Wojna peloponeska – tajemniczy kult sieje wiatr. Prawdziwa historia świata według Assassin’s Creed
Spis treści
Wojna peloponeska – tajemniczy kult sieje wiatr
Według realiów Assassin’s Creed każdy bardziej znaczący konflikt to efekt wieloletnich intryg prastarych organizacji – i zasada ta odnosi się tak do czasów nam bliższych, jak i do starożytności. Przedstawiona w najnowszej części cyklu wojna peloponeska nie jest tutaj wyjątkiem, ale za jej wybuchem stoją nie, jak to zazwyczaj w tej serii bywa, templariusze, tylko jedni z protoplastów zakonu – tajemniczy Czciciele Kosmosa. Ugrupowanie to, złożone z osób posiadających polityczne, społeczne lub gospodarcze wpływy, nawiązało współpracę z perskimi Starożytnymi. Obie organizacje miały wspólny cel – ułatwienie szachinszachowi Kserksesowi podboju Grecji i zjednoczenie jej pod jego rządami. Aby to zrealizować, wpłynęły m.in. na wyrocznię delficką, by odwieść spartańskiego króla Leonidasa od wyruszenia przeciwko Persom. Niestety, plan ten się nie powiódł, a poświęcenie Spartan przeszkodziło Czcicielom Kosmosa w urzeczywistnieniu swoich zamiarów. Spiskowcy jednak ani myśleli się poddawać i kilka dekad później zaaranżowali konflikt pomiędzy dwiema najpotężniejszymi polis ówczesnej Grecji.
PRZECZYTAJ ASASYNA
W księgarniach można znaleźć powieść Assassin’s Creed: Odyssey autorstwa Gordona Doherty’ego. Książka opowiada o Kassandrze, powielając przygody z gry, ale jednocześnie poszerzając naszą wiedzę na temat tego uniwersum i alternatywnej wersji wojny peloponeskiej.

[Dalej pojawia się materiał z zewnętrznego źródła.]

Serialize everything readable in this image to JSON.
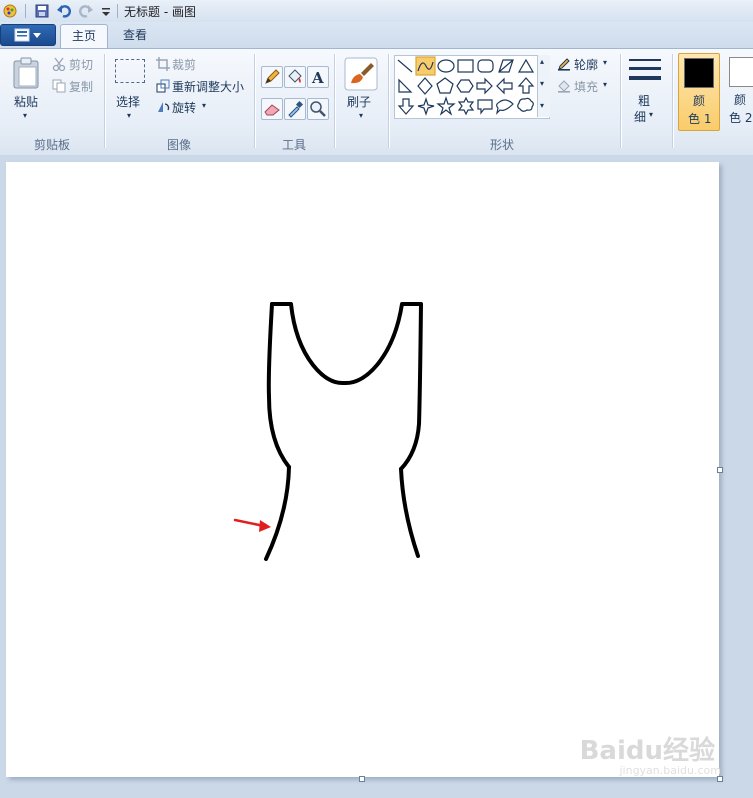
{
  "window": {
    "title": "无标题 - 画图"
  },
  "tabs": [
    {
      "label": "主页",
      "active": true
    },
    {
      "label": "查看",
      "active": false
    }
  ],
  "groups": {
    "clipboard": {
      "label": "剪贴板",
      "paste": "粘贴",
      "cut": "剪切",
      "copy": "复制"
    },
    "image": {
      "label": "图像",
      "select": "选择",
      "crop": "裁剪",
      "resize": "重新调整大小",
      "rotate": "旋转"
    },
    "tools": {
      "label": "工具"
    },
    "brushes": {
      "label": "刷子"
    },
    "shapes": {
      "label": "形状",
      "outline": "轮廓",
      "fill": "填充"
    },
    "size": {
      "line1": "粗",
      "line2": "细"
    },
    "colors": {
      "color1_line1": "颜",
      "color1_line2": "色 1",
      "color2_line1": "颜",
      "color2_line2": "色 2",
      "color1_value": "#000000",
      "color2_value": "#ffffff"
    }
  },
  "accent": "#f9cc6b",
  "annotation_color": "#e02020",
  "watermark": {
    "brand": "Baidu经验",
    "url": "jingyan.baidu.com"
  }
}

Stanowi ona ciekawe uzupełnienie skierowane do tych fanów gry, którzy wciąż czują niedosyt asasyńskiej wersji starożytnej Grecji. Książka jest dostępna zarówno w wydaniu papierowym, jak i elektronicznym.
Można wręcz stwierdzić, że wojna peloponeska była wewnętrzną rozgrywką pomiędzy dwiema frakcjami Czcicieli Kosmosa. Jedni wsparli Ateny i Związek Morski, inni Spartę i Związek Peloponeski, ale u władzy po obu stronach zasiadali członkowie tego samego kultu. Ich zamierzeniem było po raz kolejny pogrążyć grecki świat w chaosie, by móc rządzić tym, co się z niego wyłoni. Paradoksalnie była to ostatnia intryga Czcicieli, którzy wszczynając konflikt, zwabili do siebie głównego bohatera Assassin’s Creed: Odyssey, łowczynię nagród Kassandrę (według kanonu). Przenikanie struktur i eliminowanie coraz wyższych rangą kultystów stanowiło jedno z głównych zajęć graczy w grze i nic dziwnego, że pod koniec wojny organizacja ta została doszczętnie rozbita.
PERS, SPARTANIN, DWA BRATANKI
Prawdziwa wojna peloponeska była starciem o hegemonię w świecie greckim, co jednak nie znaczy, że był to konflikt wyłącznie o charakterze lokalnym. W działania te włączyli się również Persowie, którzy nie mogli pozwolić na dominację znienawidzonych przez nich Aten. Stąd też stojący na czele Imperium Achemenidów Dariusz II ochoczo wspomagał militarnie Spartan, którzy kilkadziesiąt lat wcześniej walnie przyczynili się do klęski jego dziadka Kserksesa w wyprawie na Grecję. Z kasy satrapy perskiego Tissafernesa została w dużej części sfinansowana flota Związku Peloponeskiego, zaś sam Dariusz II wysłał swojego syna, Cyrusa Młodszego, by ten sprzymierzył się ze Spartanami.
W rzeczywistości Sparcie i Atenom nie trzeba było wiele, by rozpocząć wojnę. W 431 r. p.n.e. stosunki pomiędzy tymi obiema potęgami pozostawały bardzo napięte po wcześniejszym konflikcie, który nie doczekał się rozstrzygnięcia. Niecałe dwie dekady pokoju w rzeczywistości spędzono na zbrojeniach. Ostatecznym pretekstem do wznowienia działań wojennych, zakończonych zwycięstwem Związku Peloponeskiego, był zatarg pomiędzy wspieranym przez Spartę Koryntem a Korkyrą, która weszła w sojusz z Atenami. Oba mocarstwa chciały mieć dominującą pozycję w antycznej Grecji i właśnie te ambicje sprawiły, że lokalny konflikt przerodził się w trwającą ponad ćwierć wieku zawieruchę.